There is a boolean parameter consumer.useBlockIO which corresponds to the same parameter in JavaBeanstalkClient library. By default it is true.

Be careful when specifying release, as the failed job will immediately become available in the same tube and your consumer will try to acquire it again. You can release and specify jobDelay though.

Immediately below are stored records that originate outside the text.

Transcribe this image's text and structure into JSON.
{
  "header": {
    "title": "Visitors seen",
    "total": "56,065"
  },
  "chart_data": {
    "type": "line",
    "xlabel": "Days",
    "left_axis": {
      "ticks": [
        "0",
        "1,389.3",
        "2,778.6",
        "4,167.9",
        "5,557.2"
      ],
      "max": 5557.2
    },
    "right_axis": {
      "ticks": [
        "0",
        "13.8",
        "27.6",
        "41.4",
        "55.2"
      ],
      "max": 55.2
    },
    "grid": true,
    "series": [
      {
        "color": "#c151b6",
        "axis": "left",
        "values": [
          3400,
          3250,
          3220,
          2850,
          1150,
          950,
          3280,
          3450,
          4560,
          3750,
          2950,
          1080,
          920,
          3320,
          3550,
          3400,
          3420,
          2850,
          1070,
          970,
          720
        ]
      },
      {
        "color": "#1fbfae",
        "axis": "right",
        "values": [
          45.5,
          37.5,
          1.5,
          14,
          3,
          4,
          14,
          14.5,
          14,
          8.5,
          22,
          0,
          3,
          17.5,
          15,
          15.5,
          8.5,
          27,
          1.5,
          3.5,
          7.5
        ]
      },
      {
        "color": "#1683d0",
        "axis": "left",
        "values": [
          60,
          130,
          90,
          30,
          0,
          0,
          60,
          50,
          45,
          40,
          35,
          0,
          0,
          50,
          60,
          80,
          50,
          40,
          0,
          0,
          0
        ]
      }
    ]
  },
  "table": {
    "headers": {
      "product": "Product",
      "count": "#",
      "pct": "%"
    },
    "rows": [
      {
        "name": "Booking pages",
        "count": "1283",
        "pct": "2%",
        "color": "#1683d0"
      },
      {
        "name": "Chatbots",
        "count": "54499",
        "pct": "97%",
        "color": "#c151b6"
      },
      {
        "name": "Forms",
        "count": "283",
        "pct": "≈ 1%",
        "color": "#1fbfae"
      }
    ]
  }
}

The beanstalk consumer is a Scheduled Polling Consumer which means there is more options you can configure, such as how frequent the consumer should poll. For more details see Polling Consumer.

Consumer Headers

The consumer stores a number of job headers in the Exchange message:

PropertyTypeDescription

beanstalk.jobId

long

Job ID

beanstalk.tube

string

the name of the tube that contains this job

beanstalk.state

string

“ready” or “delayed” or “reserved” or “buried” (must be “reserved”)

beanstalk.priority

long

the priority value set

beanstalk.age

int

the time in seconds since the put command that created this job

beanstalk.time-left

int

the number of seconds left until the server puts this job into the ready queue

beanstalk.timeouts

int

the number of times this job has timed out during a reservation

beanstalk.releases

int

the number of times a client has released this job from a reservation

beanstalk.buries

int

the number of times this job has been buried

beanstalk.kicks

int

the number of times this job has been kicked

Examples

This Camel component lets you both request the jobs for processing and supply them to Beanstalkd daemon. Our simple demo routes may look like

from("beanstalk:testTube").
   log("Processing job #${property.beanstalk.jobId} with body ${in.body}").
   process(new Processor() {
     @Override
     public void process(Exchange exchange) {
       // try to make integer value out of body
       exchange.getIn().setBody( Integer.valueOf(exchange.getIn().getBody(classOf[String])) );
     }
   }).
   log("Parsed job #${property.beanstalk.jobId} to body ${in.body}");
from("timer:dig?period=30seconds").
   setBody(constant(10)).log("Kick ${in.body} buried/delayed tasks").
   to("beanstalk:testTube?command=kick");

In the first route we are listening for new jobs in tube “testTube”. When they are arriving, we are trying to parse integer value from the message body. If done successful, we log it and this successful exchange completion makes Camel component to delete this job from Beanstalk automatically. Contrary, when we cannot parse the job data, the exchange failed and the Camel component buries it by default, so that it can be processed later or probably we are going to inspect failed jobs manually.

So the second route periodically requests Beanstalk to kick 10 jobs out of buried and/or delayed state to the normal queue.